When you watch a hive or observe bees at work in a garden, you can see how absorbed bees are in maintaining their own ecosystem. “If you’re not a flower, they don’t care about you,” says Wilson-Rich, who hopes to help the public understand that bees are “not only not aggressive, they’re engaging creatures,” he says.

Best Bees has installed hives on a handful of hotel and restaurant rooftops around the city, a practice owners sometimes keep quiet in hopes that anxious neighbors won’t call the city for fear of swarming, stinging bees.

BusyBees_4V2

At the Tour de Hives this past June, over 80 people watched as bees from a trio of hives on the rooftop garden at the Fairmont Copley Plaza gathered nectar from the verbena, thyme, lavender, and honeysuckle plants blooming in raised beds outside the guest room windows. Bees ricocheted off the windows and landed on people’s sunglass frames and in their hair.

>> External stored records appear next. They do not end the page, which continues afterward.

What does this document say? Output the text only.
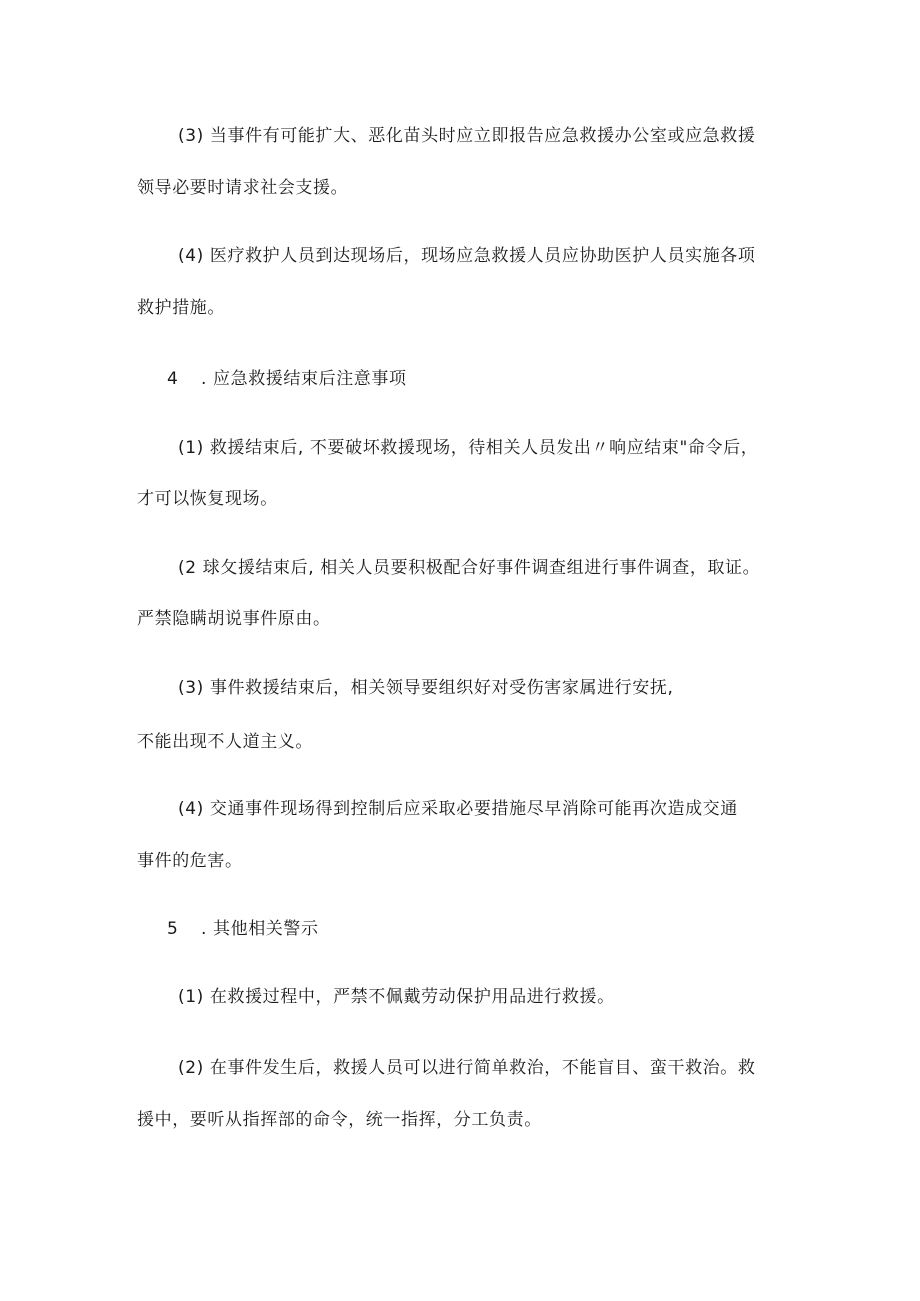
(3) 当事件有可能扩大、恶化苗头时应立即报告应急救援办公室或应急救援
领导必要时请求社会支援。
(4) 医疗救护人员到达现场后，现场应急救援人员应协助医护人员实施各项
救护措施。
4 . 应急救援结束后注意事项
(1) 救援结束后, 不要破坏救援现场，待相关人员发出〃响应结束"命令后，
才可以恢复现场。
(2 球攵援结束后, 相关人员要积极配合好事件调查组进行事件调查，取证。
严禁隐瞒胡说事件原由。
(3) 事件救援结束后，相关领导要组织好对受伤害家属进行安抚,
不能出现不人道主义。
(4) 交通事件现场得到控制后应采取必要措施尽早消除可能再次造成交通
事件的危害。
5 . 其他相关警示
(1) 在救援过程中，严禁不佩戴劳动保护用品进行救援。
(2) 在事件发生后，救援人员可以进行简单救治，不能盲目、蛮干救治。救
援中，要听从指挥部的命令，统一指挥，分工负责。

No one flinched.

Wilson-Rich encourages this relaxed attitude when he installs hives for clients or gives talks on the subject. Bees can thrive in urban settings, he says. Urban agriculture, diverse gardens, and parklands all combine to provide bees with a varied diet that will help keep them healthy. They just need people to embrace their presence and be their stewards. “There’s an interdependence at work,” says Wilson-Rich. “They need us and we need them.”

The rising interest in backyard beekeeping comes at a time when honeybees need all the help they can get. Major honeybee deaths were first noticed and reported in 2006, and though researchers haven’t settled on a single cause, the situation has not improved over the years. It’s estimated that about one-third of the world’s bee population has succumbed to what researchers have called colony collapse disorder, a phenomenon where entire colonies disappear, leaving no dead bodies behind.

When bees gather nectar to bring back to the hive, they unintentionally get pollen stuck to their bodies, which they then carry and leave behind on other plants as they continue their hunt for nectar. This pollinates—or fertilizes—the plant, starting seed production in flowers and food crops.

Bees, birds, and butterflies are all key pollinators, but bees are especially important to our food supply, pollinating $15 billion worth of food crops annually, according to the USDA. Without them, crops like almonds, apples, melons—even alfalfa used as livestock feed—would become scarce. “Anyone who likes food needs to care about bees, “ says Wilson-Rich.

It’s a reason to encourage bees on rooftops and in backyards in cities all over the country, including our own. Even if keeping bees or planting pollinator gardens seems like a small response to a global problem, it can’t hurt, says JP beekeeper Elson. “Bees are in trouble, but we can help them.”